Current theological discussion about the image of God is centered around a rather pragmatic view. “Ancient interpreters foolishly assigned the place of the image to the soul,” say contemporary scholars, “while we realize that man has no soul. Since man has no soul, the image was imbued purely to the work that God created man to do.” But this sort of reasoning is, for one thing, naturalistic. Why take the revelation of God as descriptive of truth (ie man is made in God’s image), while at the same time argue that the revelation of God is not descriptive of truth (ie that man has a soul)?
But, for those scholars that still believe humans have souls, and yet argue that the image of God is only in the practical outworking that humanity was tasked to do, Wilhelmus à Brakel has a rather profound argument! His logic starts off in sound contradiction to the contemporary argument when he says
The image of God does not consist in the perfection of the body, for God is a Spirit. It does not primarily consist in the exercise of dominion which was bestowed as a consequence of this image, but rather it exists in the soul.

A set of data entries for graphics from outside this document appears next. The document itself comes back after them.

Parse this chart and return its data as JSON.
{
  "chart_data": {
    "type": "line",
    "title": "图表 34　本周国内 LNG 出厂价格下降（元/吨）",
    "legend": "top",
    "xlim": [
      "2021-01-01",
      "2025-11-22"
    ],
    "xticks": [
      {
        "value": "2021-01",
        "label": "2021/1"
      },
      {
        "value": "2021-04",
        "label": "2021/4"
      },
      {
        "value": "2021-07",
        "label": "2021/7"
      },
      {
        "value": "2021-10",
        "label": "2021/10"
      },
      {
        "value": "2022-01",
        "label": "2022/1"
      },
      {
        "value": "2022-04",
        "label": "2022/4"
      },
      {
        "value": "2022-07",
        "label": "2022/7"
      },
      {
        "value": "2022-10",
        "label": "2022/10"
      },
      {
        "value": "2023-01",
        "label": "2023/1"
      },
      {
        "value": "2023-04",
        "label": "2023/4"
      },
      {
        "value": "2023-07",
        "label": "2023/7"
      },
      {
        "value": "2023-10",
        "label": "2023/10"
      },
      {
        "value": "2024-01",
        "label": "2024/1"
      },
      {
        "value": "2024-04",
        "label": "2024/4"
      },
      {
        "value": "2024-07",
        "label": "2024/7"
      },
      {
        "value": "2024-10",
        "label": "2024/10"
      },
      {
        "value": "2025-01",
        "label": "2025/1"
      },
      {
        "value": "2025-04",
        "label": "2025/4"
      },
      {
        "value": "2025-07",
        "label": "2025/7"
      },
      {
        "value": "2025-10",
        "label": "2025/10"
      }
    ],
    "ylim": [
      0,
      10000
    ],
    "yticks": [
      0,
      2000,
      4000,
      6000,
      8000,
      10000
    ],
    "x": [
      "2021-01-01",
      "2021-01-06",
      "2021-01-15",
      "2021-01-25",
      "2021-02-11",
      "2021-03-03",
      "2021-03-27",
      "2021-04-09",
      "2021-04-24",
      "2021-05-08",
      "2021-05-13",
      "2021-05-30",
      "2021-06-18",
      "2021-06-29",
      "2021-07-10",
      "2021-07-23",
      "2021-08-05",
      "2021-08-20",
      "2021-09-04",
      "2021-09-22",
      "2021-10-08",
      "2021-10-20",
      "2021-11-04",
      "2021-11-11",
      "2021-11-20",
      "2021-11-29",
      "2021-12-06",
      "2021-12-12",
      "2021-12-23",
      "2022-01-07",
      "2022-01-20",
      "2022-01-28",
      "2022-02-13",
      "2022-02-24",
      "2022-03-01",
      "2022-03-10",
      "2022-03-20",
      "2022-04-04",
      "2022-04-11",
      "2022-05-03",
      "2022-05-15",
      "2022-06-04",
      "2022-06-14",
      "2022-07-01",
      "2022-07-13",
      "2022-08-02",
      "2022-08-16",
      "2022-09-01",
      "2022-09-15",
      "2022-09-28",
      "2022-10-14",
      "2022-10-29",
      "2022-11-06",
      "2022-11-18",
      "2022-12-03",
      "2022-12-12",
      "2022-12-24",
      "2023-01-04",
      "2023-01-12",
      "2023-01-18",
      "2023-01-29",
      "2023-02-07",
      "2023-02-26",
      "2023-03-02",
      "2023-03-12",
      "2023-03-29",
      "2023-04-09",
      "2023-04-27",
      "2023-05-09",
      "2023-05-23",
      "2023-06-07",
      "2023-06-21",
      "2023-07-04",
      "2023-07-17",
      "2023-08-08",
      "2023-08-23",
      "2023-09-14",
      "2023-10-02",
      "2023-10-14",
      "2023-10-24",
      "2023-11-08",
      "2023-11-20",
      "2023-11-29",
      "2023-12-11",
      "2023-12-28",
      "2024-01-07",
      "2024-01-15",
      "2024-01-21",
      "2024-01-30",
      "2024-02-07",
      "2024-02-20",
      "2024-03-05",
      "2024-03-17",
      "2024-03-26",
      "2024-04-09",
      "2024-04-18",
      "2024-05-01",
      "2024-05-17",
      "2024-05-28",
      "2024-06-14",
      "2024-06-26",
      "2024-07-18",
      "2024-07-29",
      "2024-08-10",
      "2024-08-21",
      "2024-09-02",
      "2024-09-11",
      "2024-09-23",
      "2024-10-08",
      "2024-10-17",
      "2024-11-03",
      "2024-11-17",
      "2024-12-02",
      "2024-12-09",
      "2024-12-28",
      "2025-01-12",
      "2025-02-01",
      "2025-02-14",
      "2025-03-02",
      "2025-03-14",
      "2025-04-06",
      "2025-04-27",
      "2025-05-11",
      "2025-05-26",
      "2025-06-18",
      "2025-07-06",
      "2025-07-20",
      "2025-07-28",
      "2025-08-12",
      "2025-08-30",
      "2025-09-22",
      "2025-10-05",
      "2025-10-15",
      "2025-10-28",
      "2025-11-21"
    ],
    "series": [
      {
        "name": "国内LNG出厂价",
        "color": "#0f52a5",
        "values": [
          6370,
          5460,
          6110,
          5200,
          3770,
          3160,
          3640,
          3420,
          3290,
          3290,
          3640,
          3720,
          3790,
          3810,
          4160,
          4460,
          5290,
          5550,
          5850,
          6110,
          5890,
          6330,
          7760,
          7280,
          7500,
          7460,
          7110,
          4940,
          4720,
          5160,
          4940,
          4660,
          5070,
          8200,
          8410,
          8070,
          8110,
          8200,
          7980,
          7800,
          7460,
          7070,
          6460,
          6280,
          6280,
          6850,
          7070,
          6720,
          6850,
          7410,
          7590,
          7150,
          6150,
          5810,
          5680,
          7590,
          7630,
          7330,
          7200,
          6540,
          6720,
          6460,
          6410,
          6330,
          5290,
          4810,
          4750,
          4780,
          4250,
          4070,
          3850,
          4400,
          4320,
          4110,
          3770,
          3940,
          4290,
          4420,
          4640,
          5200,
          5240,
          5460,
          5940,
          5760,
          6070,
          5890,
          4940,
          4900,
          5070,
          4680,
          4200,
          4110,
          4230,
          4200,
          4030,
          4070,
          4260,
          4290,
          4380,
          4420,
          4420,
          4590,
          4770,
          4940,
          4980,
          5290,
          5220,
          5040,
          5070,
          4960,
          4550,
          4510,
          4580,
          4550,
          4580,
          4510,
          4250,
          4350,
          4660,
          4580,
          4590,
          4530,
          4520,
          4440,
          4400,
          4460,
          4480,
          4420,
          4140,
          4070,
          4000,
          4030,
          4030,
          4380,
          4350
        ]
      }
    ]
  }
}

Wilhelmus à Brakel, The Christian’s Reasonable Service Vol. 1, p. 323
The three possibilities of the “seat” of the image are: the body of man, the utility of man, or the soul of man. Wilhelmus states that the body cannot be the “seat” of the image because God has no body. Dominion cannot be the image because, he reasons, dominion flows from the fact that man is made in God’s image.
He goes on to explain how the image of God in the soul of man becomes the basis for dominion. First of all, man was created in the image, and not “in a purely natural state” without the image (p. 325). Further, the image wasn’t “bestowed upon him above and beyond his nature.” The image is “a natural element of man’s nature” (p. 326). This matters because it entails that “image-bearing” isn’t something that is imparted like a crown placed on a head. Instead, it is an element originally constituted in human nature, though not essential to it.

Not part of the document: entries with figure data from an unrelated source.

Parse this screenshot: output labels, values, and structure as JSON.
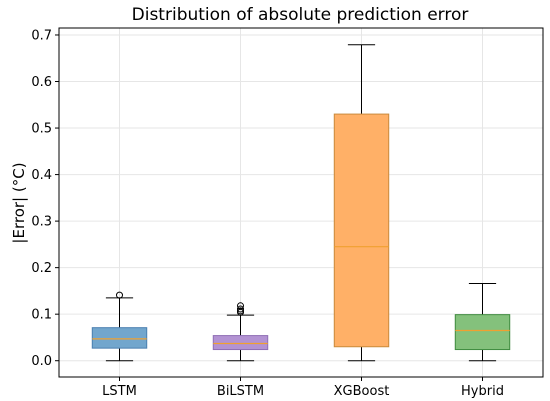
{
  "chart_data": {
    "type": "box",
    "title": "Distribution of absolute prediction error",
    "xlabel": "",
    "ylabel": "|Error| (°C)",
    "ylim": [
      -0.035,
      0.715
    ],
    "yticks": [
      0.0,
      0.1,
      0.2,
      0.3,
      0.4,
      0.5,
      0.6,
      0.7
    ],
    "ytick_labels": [
      "0.0",
      "0.1",
      "0.2",
      "0.3",
      "0.4",
      "0.5",
      "0.6",
      "0.7"
    ],
    "grid": true,
    "categories": [
      "LSTM",
      "BiLSTM",
      "XGBoost",
      "Hybrid"
    ],
    "series": [
      {
        "whisker_low": 0.0,
        "q1": 0.027,
        "median": 0.047,
        "q3": 0.071,
        "whisker_high": 0.135,
        "outliers": [
          0.141
        ],
        "fill": "#72a6cd",
        "edge": "#4a7fb0"
      },
      {
        "whisker_low": 0.0,
        "q1": 0.024,
        "median": 0.037,
        "q3": 0.054,
        "whisker_high": 0.098,
        "outliers": [
          0.104,
          0.107,
          0.111,
          0.118
        ],
        "fill": "#b393d3",
        "edge": "#8f6fb5"
      },
      {
        "whisker_low": 0.0,
        "q1": 0.03,
        "median": 0.245,
        "q3": 0.53,
        "whisker_high": 0.679,
        "outliers": [],
        "fill": "#ffb067",
        "edge": "#c98a3c"
      },
      {
        "whisker_low": 0.0,
        "q1": 0.024,
        "median": 0.065,
        "q3": 0.099,
        "whisker_high": 0.166,
        "outliers": [],
        "fill": "#84c17c",
        "edge": "#3f8b3f"
      }
    ],
    "median_color": "#f0a030"
  }
}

So, what then is the “image”? Wilhelmus states that it is the “goodness of man” or the “perfection of man, which consists in a faint resemblance to the communicable attributes of God” (p. 323). He uses the illustration of a painting. The soul’s nature–it’s spirituality, rationality, immortality, and various faculties (intellect, will, affections) form the canvas of the image. The soul’s form, or the painting itself, or “the true essence of the image of God” (p. 324) is its knowledge, righteousness, and holiness.

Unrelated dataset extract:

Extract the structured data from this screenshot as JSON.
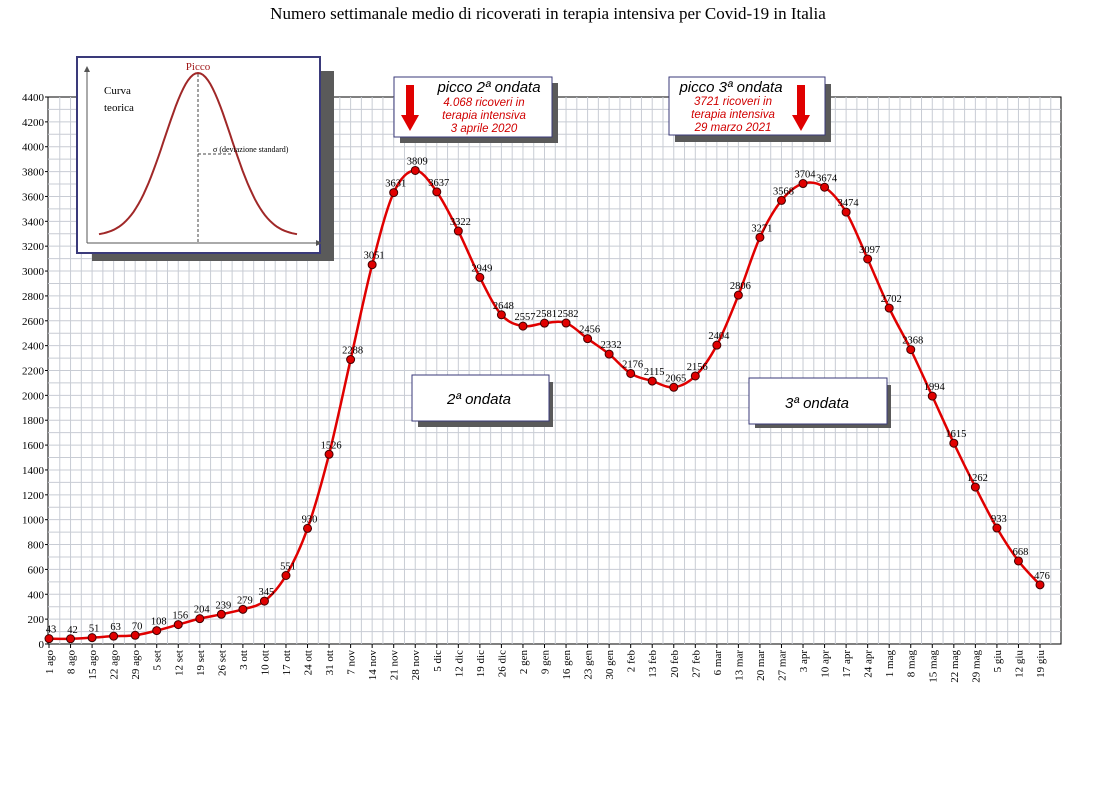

In effect, Wilhelmus is saying that if you were to look simply at the “painting” without regard for the canvas, you would see un-fallen man’s perfect knowledge of God, his complete righteousness, his pure holiness, and this would be the “image” of God. You did not see what God is like, first of all in the works of man, but first of all in who man was in his innermost character. From this character, then, perfect dominion was exercised. This expressed the image, or was a consequence of the image.